On Thursday the company announced that more than 6% of its shares changed hands following a margin call on open SSF positions held by two of its executives.

In 2006, the JSE became the world's largest SSF market following a strong marketing push that has seen the instrument become popular with traders. In recent years, a number of directors in listed companies exchanged their shares for the more highly geared SSF positions in search of greater profits.

How SSFs work

In its announcement, ConvergeNet singled out the 420% increase in initial margin required by the issuer before entering into an SSF trade. This increase has been attributed to increased market volatility.

Single-stock futures provide a highly geared instrument that allows traders to take advantages of moves in the underlying share price. Issuers require an initial margin to be lodged with the South African Futures Exchange (Safex) as a "deposit" when traders enter into these contracts.

At the end of each day, the closing price is taken and the instrument is "marked-to-market" with traders either realising a profit or having to pay in to balance their account.

Directors and traders in the stock of AltX-listed financier African Dawn have also been burnt by large-scale SSF exposure. The high growth prospects that the business had offered saw traders take almost a third of the issued share capital in the form of futures contracts.

"This opened us up to short-selling," said CEO Marius van Tonder, indicating that a number of large open positions may have resulted in pressure selling as traders were forced to meet margin calls.

Van Tonder and other directors had invested heavily in SSFs banking on continued upward movement in the underlying share price. When the market crashed in October 2008, those with open positions came under pressure to meet margin calls. "There's no question about it that the increase in initial margin played a large part in our decision to exit these contracts."

Risk management important

Kinsey believes that risk and cash management is an integral part of the SSF market and all players, including the banks which allow traders to take large speculative positions in the market, need to take reasonable steps to manage this instrument in volatile times.

He said: "Cash management is a cornerstone of trading longevity and being overleveraged exposes traders to sudden and large margin that they may not be able to cover.

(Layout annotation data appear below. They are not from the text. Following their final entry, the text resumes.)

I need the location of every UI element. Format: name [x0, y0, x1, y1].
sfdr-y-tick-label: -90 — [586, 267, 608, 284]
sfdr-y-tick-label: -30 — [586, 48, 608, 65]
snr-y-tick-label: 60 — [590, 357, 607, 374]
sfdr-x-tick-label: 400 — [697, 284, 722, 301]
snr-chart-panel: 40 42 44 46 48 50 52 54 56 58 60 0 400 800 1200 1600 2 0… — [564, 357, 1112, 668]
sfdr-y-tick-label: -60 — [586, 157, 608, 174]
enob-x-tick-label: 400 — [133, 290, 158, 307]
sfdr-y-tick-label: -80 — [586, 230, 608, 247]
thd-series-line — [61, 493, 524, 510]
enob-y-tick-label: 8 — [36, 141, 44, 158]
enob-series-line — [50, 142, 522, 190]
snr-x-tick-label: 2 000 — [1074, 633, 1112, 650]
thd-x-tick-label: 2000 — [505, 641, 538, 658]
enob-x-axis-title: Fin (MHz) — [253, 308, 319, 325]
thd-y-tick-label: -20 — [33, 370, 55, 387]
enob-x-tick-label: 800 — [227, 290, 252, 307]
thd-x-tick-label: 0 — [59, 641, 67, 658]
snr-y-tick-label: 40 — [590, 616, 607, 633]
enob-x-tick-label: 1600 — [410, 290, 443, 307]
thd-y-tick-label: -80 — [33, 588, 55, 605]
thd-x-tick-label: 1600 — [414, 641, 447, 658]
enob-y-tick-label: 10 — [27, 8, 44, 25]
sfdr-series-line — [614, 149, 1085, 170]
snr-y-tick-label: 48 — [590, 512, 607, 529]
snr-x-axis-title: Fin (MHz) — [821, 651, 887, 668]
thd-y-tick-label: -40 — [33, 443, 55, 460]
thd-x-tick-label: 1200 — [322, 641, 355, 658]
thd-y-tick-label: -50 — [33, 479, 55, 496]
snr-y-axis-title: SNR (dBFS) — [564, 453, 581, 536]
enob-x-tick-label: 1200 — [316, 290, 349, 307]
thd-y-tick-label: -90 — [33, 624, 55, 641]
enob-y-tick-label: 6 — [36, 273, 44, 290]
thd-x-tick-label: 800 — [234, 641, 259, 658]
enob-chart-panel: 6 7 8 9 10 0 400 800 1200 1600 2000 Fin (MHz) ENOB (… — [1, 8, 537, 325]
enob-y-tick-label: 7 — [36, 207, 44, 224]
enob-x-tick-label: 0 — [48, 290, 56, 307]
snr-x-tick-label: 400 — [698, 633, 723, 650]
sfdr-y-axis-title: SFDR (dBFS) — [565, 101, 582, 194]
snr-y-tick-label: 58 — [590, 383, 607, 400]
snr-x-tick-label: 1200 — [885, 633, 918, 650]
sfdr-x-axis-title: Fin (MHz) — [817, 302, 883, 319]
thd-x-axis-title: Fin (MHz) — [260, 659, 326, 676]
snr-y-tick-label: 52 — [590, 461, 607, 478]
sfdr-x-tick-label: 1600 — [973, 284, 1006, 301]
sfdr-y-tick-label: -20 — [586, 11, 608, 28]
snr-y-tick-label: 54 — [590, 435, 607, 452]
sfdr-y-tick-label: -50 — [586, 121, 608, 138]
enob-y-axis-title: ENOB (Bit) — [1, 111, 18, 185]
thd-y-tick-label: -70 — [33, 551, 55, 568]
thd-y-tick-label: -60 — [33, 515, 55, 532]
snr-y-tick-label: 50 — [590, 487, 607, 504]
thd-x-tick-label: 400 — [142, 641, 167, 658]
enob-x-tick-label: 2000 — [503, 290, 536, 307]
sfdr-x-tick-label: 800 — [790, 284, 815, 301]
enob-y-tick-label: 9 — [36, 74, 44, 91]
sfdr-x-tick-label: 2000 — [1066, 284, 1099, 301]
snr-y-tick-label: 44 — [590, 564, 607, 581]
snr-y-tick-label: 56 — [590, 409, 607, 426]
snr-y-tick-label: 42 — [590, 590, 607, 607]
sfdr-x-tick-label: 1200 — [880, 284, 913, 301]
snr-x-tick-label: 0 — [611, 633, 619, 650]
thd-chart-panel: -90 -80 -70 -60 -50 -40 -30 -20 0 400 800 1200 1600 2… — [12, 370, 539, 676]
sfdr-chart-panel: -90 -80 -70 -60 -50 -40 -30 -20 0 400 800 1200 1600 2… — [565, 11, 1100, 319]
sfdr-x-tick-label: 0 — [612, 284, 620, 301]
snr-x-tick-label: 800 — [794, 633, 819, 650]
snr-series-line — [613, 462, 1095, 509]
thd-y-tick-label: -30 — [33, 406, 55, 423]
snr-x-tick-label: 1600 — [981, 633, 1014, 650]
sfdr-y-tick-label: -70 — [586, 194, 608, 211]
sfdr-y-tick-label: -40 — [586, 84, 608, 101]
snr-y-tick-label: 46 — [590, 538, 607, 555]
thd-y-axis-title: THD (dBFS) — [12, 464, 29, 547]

Having to accept huge losses is the natural consequence of ignoring appropriate risk management practices.

However, Kinsey believes that volatility in the market is likely to decrease over the next six months as the world adapts to a new trading environment.

Single-stock futures took centre stage in 2008, when failed derivatives trader Dealstream saw traders being wiped out, particularly those holding large positions in Vox Telecom and S&J.

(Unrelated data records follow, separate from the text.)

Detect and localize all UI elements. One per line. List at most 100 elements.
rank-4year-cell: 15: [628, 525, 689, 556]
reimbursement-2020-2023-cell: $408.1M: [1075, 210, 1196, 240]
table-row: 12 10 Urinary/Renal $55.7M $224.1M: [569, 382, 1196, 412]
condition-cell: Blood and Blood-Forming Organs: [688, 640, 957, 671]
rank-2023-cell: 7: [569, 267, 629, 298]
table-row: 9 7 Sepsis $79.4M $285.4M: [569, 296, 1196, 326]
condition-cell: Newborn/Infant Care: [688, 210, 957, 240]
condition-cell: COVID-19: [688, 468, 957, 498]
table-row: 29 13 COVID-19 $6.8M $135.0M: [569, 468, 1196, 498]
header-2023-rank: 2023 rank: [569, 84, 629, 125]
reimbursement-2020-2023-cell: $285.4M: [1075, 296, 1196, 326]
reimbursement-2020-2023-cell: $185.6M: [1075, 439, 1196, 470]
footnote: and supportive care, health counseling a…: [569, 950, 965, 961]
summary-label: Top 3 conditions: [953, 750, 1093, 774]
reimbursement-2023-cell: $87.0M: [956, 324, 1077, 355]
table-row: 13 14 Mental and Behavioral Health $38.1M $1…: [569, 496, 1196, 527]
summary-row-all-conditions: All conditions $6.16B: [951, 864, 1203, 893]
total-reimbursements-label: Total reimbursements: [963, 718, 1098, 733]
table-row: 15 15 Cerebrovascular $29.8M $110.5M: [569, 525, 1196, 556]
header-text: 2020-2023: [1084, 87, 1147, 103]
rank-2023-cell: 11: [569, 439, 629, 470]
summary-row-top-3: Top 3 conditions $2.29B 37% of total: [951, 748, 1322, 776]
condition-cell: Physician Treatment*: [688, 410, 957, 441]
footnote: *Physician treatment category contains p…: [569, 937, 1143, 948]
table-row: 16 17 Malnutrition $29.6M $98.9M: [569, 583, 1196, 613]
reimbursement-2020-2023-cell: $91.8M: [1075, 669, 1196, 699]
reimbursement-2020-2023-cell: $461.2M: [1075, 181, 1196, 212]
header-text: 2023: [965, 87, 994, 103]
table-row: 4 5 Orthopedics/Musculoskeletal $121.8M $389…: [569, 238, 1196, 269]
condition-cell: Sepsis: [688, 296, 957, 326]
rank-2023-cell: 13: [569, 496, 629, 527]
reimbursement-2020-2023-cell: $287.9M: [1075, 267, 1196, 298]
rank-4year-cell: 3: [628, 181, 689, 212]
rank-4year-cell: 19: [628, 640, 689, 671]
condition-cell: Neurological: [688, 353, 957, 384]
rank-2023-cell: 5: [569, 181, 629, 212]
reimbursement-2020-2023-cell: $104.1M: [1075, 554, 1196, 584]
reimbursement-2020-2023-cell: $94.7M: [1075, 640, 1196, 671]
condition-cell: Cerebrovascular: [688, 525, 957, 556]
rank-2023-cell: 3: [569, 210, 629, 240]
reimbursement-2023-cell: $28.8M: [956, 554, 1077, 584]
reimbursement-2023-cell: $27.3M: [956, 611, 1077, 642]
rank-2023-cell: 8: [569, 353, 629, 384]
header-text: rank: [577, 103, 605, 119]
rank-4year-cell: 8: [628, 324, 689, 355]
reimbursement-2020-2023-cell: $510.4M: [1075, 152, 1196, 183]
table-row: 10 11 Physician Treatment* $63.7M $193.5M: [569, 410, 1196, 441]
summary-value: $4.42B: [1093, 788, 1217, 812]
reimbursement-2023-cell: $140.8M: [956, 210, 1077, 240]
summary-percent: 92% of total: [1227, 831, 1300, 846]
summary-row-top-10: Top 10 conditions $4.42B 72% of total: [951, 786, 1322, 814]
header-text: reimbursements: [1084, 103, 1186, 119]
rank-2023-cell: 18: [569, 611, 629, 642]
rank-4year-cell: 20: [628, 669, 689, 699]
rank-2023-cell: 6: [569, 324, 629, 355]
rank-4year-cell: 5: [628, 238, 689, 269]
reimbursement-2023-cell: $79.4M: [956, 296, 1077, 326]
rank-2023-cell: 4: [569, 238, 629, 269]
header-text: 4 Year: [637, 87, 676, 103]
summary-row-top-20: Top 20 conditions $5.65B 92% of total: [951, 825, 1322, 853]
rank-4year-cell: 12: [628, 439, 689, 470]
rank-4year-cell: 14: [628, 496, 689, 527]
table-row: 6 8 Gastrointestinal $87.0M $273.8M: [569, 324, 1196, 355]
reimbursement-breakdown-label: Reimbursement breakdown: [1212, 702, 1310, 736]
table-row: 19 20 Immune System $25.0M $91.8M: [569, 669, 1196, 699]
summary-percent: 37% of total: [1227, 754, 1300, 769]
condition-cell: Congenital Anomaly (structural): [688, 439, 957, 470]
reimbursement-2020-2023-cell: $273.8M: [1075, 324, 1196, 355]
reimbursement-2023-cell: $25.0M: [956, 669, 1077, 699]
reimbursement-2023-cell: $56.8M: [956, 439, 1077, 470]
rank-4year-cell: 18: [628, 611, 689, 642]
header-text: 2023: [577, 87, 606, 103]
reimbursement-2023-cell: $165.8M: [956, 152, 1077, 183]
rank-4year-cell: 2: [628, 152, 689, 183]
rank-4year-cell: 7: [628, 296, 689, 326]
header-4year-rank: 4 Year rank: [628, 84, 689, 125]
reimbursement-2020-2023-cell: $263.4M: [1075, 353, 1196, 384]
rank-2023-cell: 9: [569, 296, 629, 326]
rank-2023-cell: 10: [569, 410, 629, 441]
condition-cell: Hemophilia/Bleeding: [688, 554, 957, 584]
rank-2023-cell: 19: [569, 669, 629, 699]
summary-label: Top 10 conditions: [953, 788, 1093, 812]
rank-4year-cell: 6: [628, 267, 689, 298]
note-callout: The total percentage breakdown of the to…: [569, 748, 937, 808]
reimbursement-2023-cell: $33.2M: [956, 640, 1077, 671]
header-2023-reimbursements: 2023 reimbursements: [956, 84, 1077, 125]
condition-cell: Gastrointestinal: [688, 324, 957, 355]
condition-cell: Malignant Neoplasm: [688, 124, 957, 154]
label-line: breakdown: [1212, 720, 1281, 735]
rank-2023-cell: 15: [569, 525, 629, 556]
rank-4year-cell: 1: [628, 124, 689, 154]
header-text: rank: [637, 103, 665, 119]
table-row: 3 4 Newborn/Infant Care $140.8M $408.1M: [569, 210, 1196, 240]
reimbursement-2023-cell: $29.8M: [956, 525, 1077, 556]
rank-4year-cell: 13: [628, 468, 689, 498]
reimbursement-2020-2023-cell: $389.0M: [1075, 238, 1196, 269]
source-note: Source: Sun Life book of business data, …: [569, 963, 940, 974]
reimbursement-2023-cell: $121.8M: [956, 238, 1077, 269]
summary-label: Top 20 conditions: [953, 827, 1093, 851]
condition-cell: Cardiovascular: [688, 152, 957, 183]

As a result of this exposure Rand Merchant Bank - which was serving as the SSF counterparty to the contracts for difference (CFDs) offered by Dealstream - took delivery of about half a billion rands' worth of shares in Vox and S&J at well below market value.

In the case of ConvergeNet the counterparty, rumoured to be Absa, has taken delivery of 56 million shares (roughly 6% of the issued share capital of the business) at a price of 26c a share. The company's shares are currently trading at 80c.